May you live long and strong for there is miles to go before we sleep.
Sending warm Regards and prayers for your good health.

Dear Gabriel,
Thank you for sharing about your health through this long, moving and elaborate post chronicling your journey on the cancer treadmill. I am so happy to read that your health has recovered and you do not have to undergo painful chemos any longer. May almighty bless you further. Also, thank you for sharing your concerns on CCP’s policies in Tibet and on the Tibet issue in general.
Your insight and knowledge of Tibet are formidable.

May whatever time you have left be full of insight. You continue to be an inspiration to me and many others. You have been and continue to be a great friend of Tibet. Thank you.
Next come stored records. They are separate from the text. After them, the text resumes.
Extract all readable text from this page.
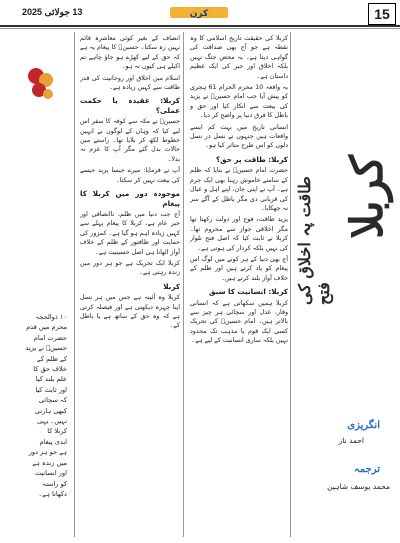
15
کرن
13 جولائی 2025

کربلا کی حقیقت تاریخ اسلامی کا وہ نقطہ ہے جو آج بھی صداقت کی گواہی دیتا ہے۔ یہ محض جنگ نہیں بلکہ اخلاق اور جبر کی ایک عظیم داستان ہے۔

یہ واقعہ 10 محرم الحرام 61 ہجری کو پیش آیا جب امام حسینؑ نے یزید کی بیعت سے انکار کیا اور حق و باطل کا فرق دنیا پر واضح کر دیا۔

انسانی تاریخ میں بہت کم ایسے واقعات ہیں جنہوں نے نسل در نسل دلوں کو اس طرح متاثر کیا ہو۔

کربلا: طاقت پر حق؟

حضرت امام حسینؑ نے بتایا کہ ظلم کے سامنے خاموش رہنا بھی ایک جرم ہے۔ آپ نے اپنی جان، اپنے اہل و عیال کی قربانی دی مگر باطل کے آگے سر نہ جھکایا۔

یزید طاقت، فوج اور دولت رکھتا تھا مگر اخلاقی جواز سے محروم تھا۔ کربلا نے ثابت کیا کہ اصل فتح تلوار کی نہیں بلکہ کردار کی ہوتی ہے۔

آج بھی دنیا کے ہر کونے میں لوگ اس پیغام کو یاد کرتے ہیں اور ظلم کے خلاف آواز بلند کرتے ہیں۔

کربلا: انسانیت کا سبق

کربلا ہمیں سکھاتی ہے کہ انسانی وقار، عدل اور سچائی ہر چیز سے بالاتر ہیں۔ امام حسینؑ کی تحریک کسی ایک قوم یا مذہب تک محدود نہیں بلکہ ساری انسانیت کے لیے ہے۔

کربلا
طاقت پہ اخلاق کی فتح
انگریزی
احمد ناز
ترجمہ
محمد یوسف شاہین

انصاف کے بغیر کوئی معاشرہ قائم نہیں رہ سکتا۔ حسینؑ کا پیغام یہ ہے کہ حق کے لیے کھڑے ہو جاؤ چاہے تم اکیلے ہی کیوں نہ ہو۔

اسلام میں اخلاق اور روحانیت کی قدر طاقت سے کہیں زیادہ ہے۔

کربلا: عقیدہ یا حکمت عملی؟

حسینؑ نے مکہ سے کوفہ کا سفر اس لیے کیا کہ وہاں کے لوگوں نے انہیں خطوط لکھ کر بلایا تھا۔ راستے میں حالات بدل گئے مگر آپ کا عزم نہ بدلا۔

آپ نے فرمایا: میرے جیسا یزید جیسے کی بیعت نہیں کر سکتا۔

موجودہ دور میں کربلا کا پیغام

آج جب دنیا میں ظلم، ناانصافی اور جبر عام ہے، کربلا کا پیغام پہلے سے کہیں زیادہ اہم ہو گیا ہے۔ کمزور کی حمایت اور طاقتور کے ظلم کے خلاف آواز اٹھانا ہی اصل حسینیت ہے۔

کربلا ایک تحریک ہے جو ہر دور میں زندہ رہتی ہے۔

کربلا

کربلا وہ آئینہ ہے جس میں ہر نسل اپنا چہرہ دیکھتی ہے اور فیصلہ کرتی ہے کہ وہ حق کے ساتھ ہے یا باطل کے۔

۱۰ ذوالحجہ
محرم میں قدم
حضرت امام
حسینؑ نے یزید
کے ظلم کے
خلاف حق کا
علم بلند کیا
اور ثابت کیا
کہ سچائی
کبھی ہارتی
نہیں۔ یہی
کربلا کا
ابدی پیغام
ہے جو ہر دور
میں زندہ ہے
اور انسانیت
کو راستہ
دکھاتا ہے۔
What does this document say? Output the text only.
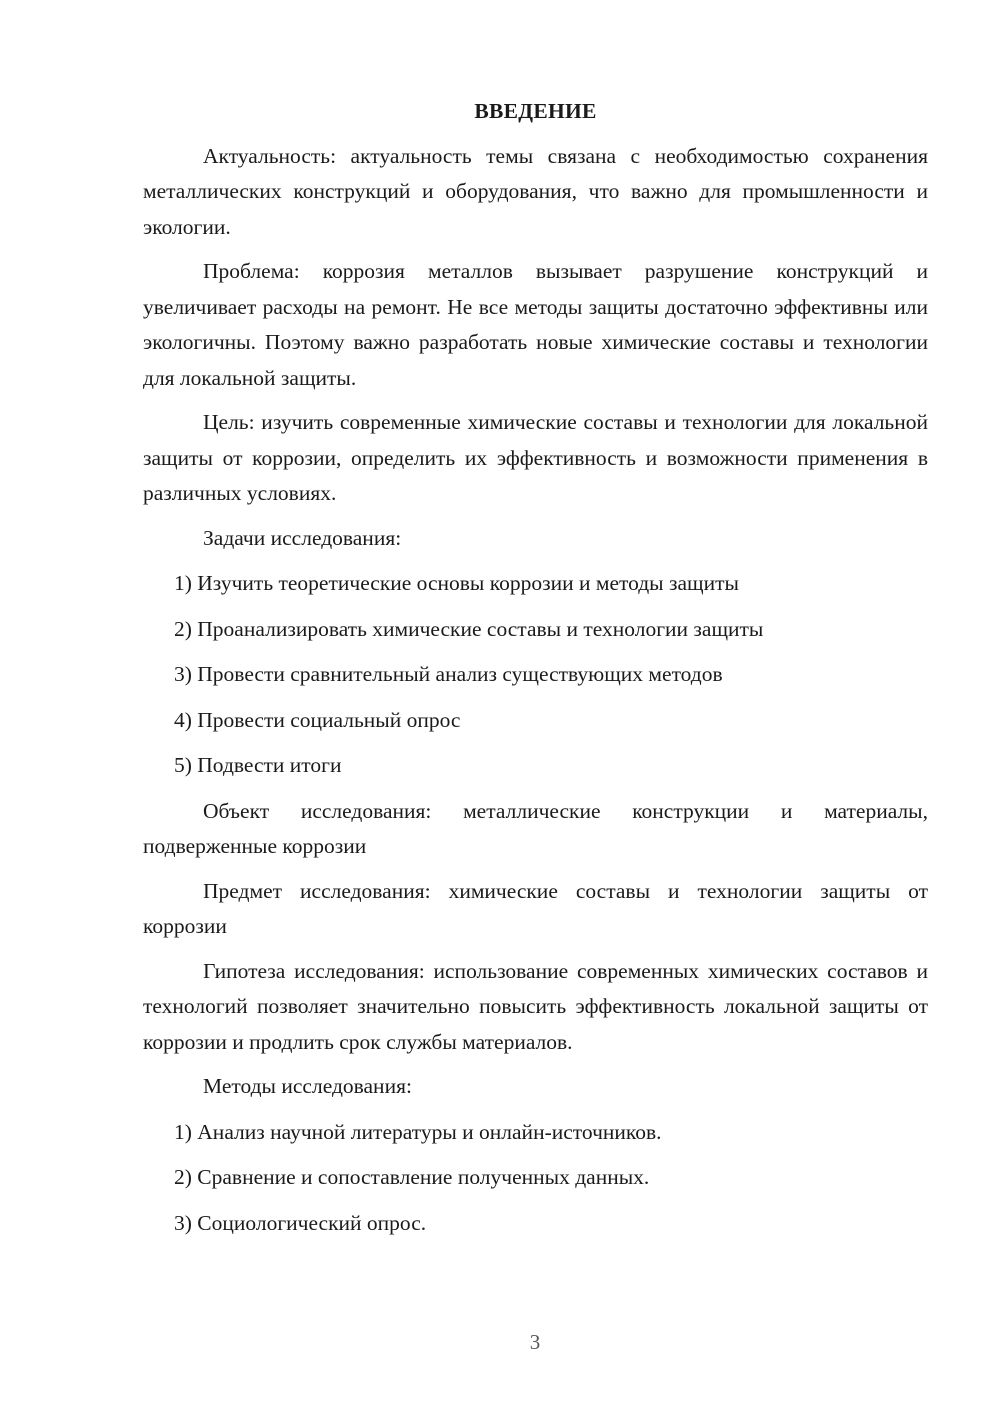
ВВЕДЕНИЕ

Актуальность: актуальность темы связана с необходимостью сохранения металлических конструкций и оборудования, что важно для промышленности и экологии.

Проблема: коррозия металлов вызывает разрушение конструкций и увеличивает расходы на ремонт. Не все методы защиты достаточно эффективны или экологичны. Поэтому важно разработать новые химические составы и технологии для локальной защиты.

Цель: изучить современные химические составы и технологии для локальной защиты от коррозии, определить их эффективность и возможности применения в различных условиях.

Задачи исследования:

1) Изучить теоретические основы коррозии и методы защиты
2) Проанализировать химические составы и технологии защиты
3) Провести сравнительный анализ существующих методов
4) Провести социальный опрос
5) Подвести итоги

Объект исследования: металлические конструкции и материалы, подверженные коррозии

Предмет исследования: химические составы и технологии защиты от коррозии

Гипотеза исследования: использование современных химических составов и технологий позволяет значительно повысить эффективность локальной защиты от коррозии и продлить срок службы материалов.

Методы исследования:

1) Анализ научной литературы и онлайн-источников.
2) Сравнение и сопоставление полученных данных.
3) Социологический опрос.
3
So sorry to hear of your illness,Gabriel, and didn’t know about your blog. As you say and I very well know, none knows when time’s up!
We went to Kham 2 yrs ago and are due to go for another retreat in 2 months. The teacher has a very different take on the intentions of the Environment Minister and views on returning nomads to the altitudes, saying now they prefer town life! Would be interesting to discuss with you or give you any info from our next visit that may be useful.
Wishing you a wondrous cure, or at least a pain-free time.

Dear Gabriel,

I am sorry, yet strengthened to learn about your cancer and your thoughts as I just completed a 6 week chemo and radiation. I have decided to leave my life in the hands of my Guru and Yidam and move along, continuing my services to others and especially in empowerment of Tibetan and Himalayan Buddhist nuns. The nun should now think of giving back to the community and benefitting others with their Geshema and Acharya degrees.

I am also taking Tibetan medicine and trying to regain my health.

Thank you for your work on Tibet. Your gift of a Mongolian Costume book when you came to work with us at the Planning Council, CTA has inspired me to write a book, Costumes and Jewellery of Tibet, to be launched on 11th July by Tibet Museum, Dharamsala. The book and the sales have been given to the Museum to continue more work on Tibet.

Keep up your spirit and work and I am glad to finally find you on FB. Namgyal

Dear Gabriel,

I was casting around, wondering if you’d written anything about Chibese expansion in the Pacific and eventually found your blog.

The chronicle of your cancer moved me. I remember you at Radio Australia, years ago. I seem to remember visiting you and your wife in your home in Caulfield many decades ago now. You may remember my Mum, Yvonne in the RA. newsroom. She died in 2014 from dementia – that wonderful brain of hers….

I notice you live in the hills now; lovely. All that fresh air. Well, relatively fresh!

After reading this eloquent account of your cancer fight I realize how trivial my question is now.

Your generous humour and your family will sustain you through all this. I remember you fondly, Gabriel, and wish you and your family well.